RSL-RL：开源人形机器人强化学习控制研究库

系列文章目录

前言

一、引言

二、功能特性

[2.1 算法](#2.1 算法)

[2.2 辅助技术](#2.2 辅助技术)

[2.3 实用工具](#2.3 实用工具)

三、实现细节

四、研究应用

五、何时使用RSL-RL以及何时不应使用它

六、致谢与资金披露

七、参考文献

前言

RSL-RL是一款专为机器人领域定制的开源强化学习库。不同于通用框架，其设计理念注重代码库的紧凑性与可修改性，使研究人员能以最低开销适配和扩展算法。该库聚焦机器人领域最广泛采用的算法，并辅以解决机器人特定挑战的辅助技术。RSL-RL针对纯GPU训练进行优化，在大型仿真环境中实现高吞吐量性能。其有效性已在仿真基准测试和真实机器人实验中得到验证，证明其作为轻量级、可扩展且实用的框架，能有效开发基于学习的机器人控制器。该库开源地址：https://github.com/leggedrobotics/rsl_rl。

关键词：强化学习，知识蒸馏，机器人学，PyTorch
图1：框架概述。RSL-RL由三个主要组件构成：运行器、算法和网络，这些组件可独立进行便捷修改。该框架支持常见日志记录选项，并为机器人技术提供了实用扩展功能。

一、引言

强化学习（RL）在解决复杂规划与控制问题方面已证明具有极高成效，其表现往往超越传统基于模型的方法（Hwangbo等，2019；Miki等，2022；Handa等，2023）。这些进展得益于更优学习算法的开发（Schulman et al., 2017）以及GPU加速物理模拟器的出现（Makoviychuk et al., 2021; Mittal et al., 2023; Zakka et al., 2025），后者使基于消费级硬件的大规模并行训练成为可能。
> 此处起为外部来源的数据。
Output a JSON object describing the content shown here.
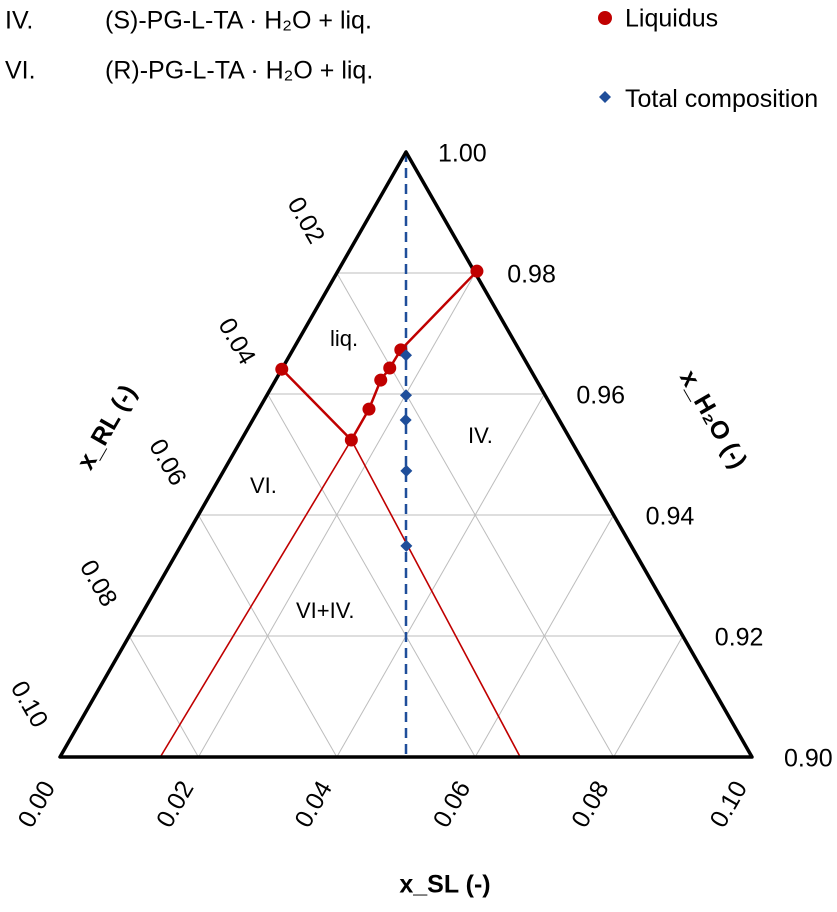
{
  "notes": [
    {
      "label": "IV.",
      "text": "(S)-PG-L-TA · H₂O + liq."
    },
    {
      "label": "VI.",
      "text": "(R)-PG-L-TA · H₂O + liq."
    }
  ],
  "chart_data": {
    "type": "ternary",
    "xlabel": "x_SL (-)",
    "ylabel": "x_H₂O (-)",
    "zlabel": "x_RL (-)",
    "xlim": [
      0,
      0.1
    ],
    "ylim": [
      0.9,
      1.0
    ],
    "xticks": [
      {
        "value": 0,
        "label": "0.00"
      },
      0.02,
      0.04,
      0.06,
      0.08,
      {
        "value": 0.1,
        "label": "0.10"
      }
    ],
    "yticks": [
      {
        "value": 0.9,
        "label": "0.90"
      },
      0.92,
      0.94,
      0.96,
      0.98,
      {
        "value": 1.0,
        "label": "1.00"
      }
    ],
    "zticks": [
      0.02,
      0.04,
      0.06,
      0.08,
      {
        "value": 0.1,
        "label": "0.10"
      }
    ],
    "grid": true,
    "series": [
      {
        "name": "Liquidus",
        "color": "#c00000",
        "marker": "circle",
        "x": [
          0,
          0.0159,
          0.0159,
          0.0152,
          0.0155,
          0.0156,
          0.0201
        ],
        "values": [
          0.9641,
          0.9524,
          0.9575,
          0.9623,
          0.9643,
          0.9673,
          0.9803
        ]
      },
      {
        "name": "Total composition",
        "color": "#1f4e9a",
        "marker": "diamond",
        "x": [
          0.0168,
          0.0201,
          0.0221,
          0.0264,
          0.0326
        ],
        "values": [
          0.9664,
          0.9598,
          0.9557,
          0.9473,
          0.9349
        ]
      }
    ],
    "tie_lines": [
      {
        "color": "#c00000",
        "x": [
          0.0159,
          0.0665
        ],
        "values": [
          0.9524,
          0.9
        ]
      },
      {
        "color": "#c00000",
        "x": [
          0.0159,
          0.0145
        ],
        "values": [
          0.9524,
          0.9
        ]
      }
    ],
    "annotations": [
      "liq.",
      "IV.",
      "VI.",
      "VI+IV."
    ]
  }
}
尽管现有多种RL库可供使用（Raffin等人，2021；Liang等人，2018；Huang等人，2022b；Serrano-Munoz等人，2023；Makoviichuk和Makoviychuk，2021；Bou等人，2023），但多数是为更广泛的机器学习社区开发的。其算法广度虽便于基准测试，但由此产生的模块化特性却使代码难以适配与扩展，导致机器人领域的应用受限。尽管机器人学能受益于基础算法研究的进展，但研究人员往往更重视紧凑且易于修改的代码库，以高效利用大规模仿真。同时，机器人应用常需专用功能，例如将学习策略蒸馏为实际部署工具的工具。

RSL-RL通过采用极简而强大的设计理念突破了这些局限，其核心在于精选广泛应用的前沿算法集，并针对机器人研究者需求定制功能特性。该框架的核心特征如下：

极简设计：紧凑易读的代码库，配备清晰的扩展点（运行器、算法、网络），支持快速研究原型开发。
机器人优先方法：包含近似策略优化（PPO）和DAgger风格的行为克隆（BC），以及通用RL库中罕见的辅助技术（对称性增强与好奇心驱动探索）。
高吞吐量训练：专为大规模批量训练设计的GPU管道，原生支持多GPU/多节点协同。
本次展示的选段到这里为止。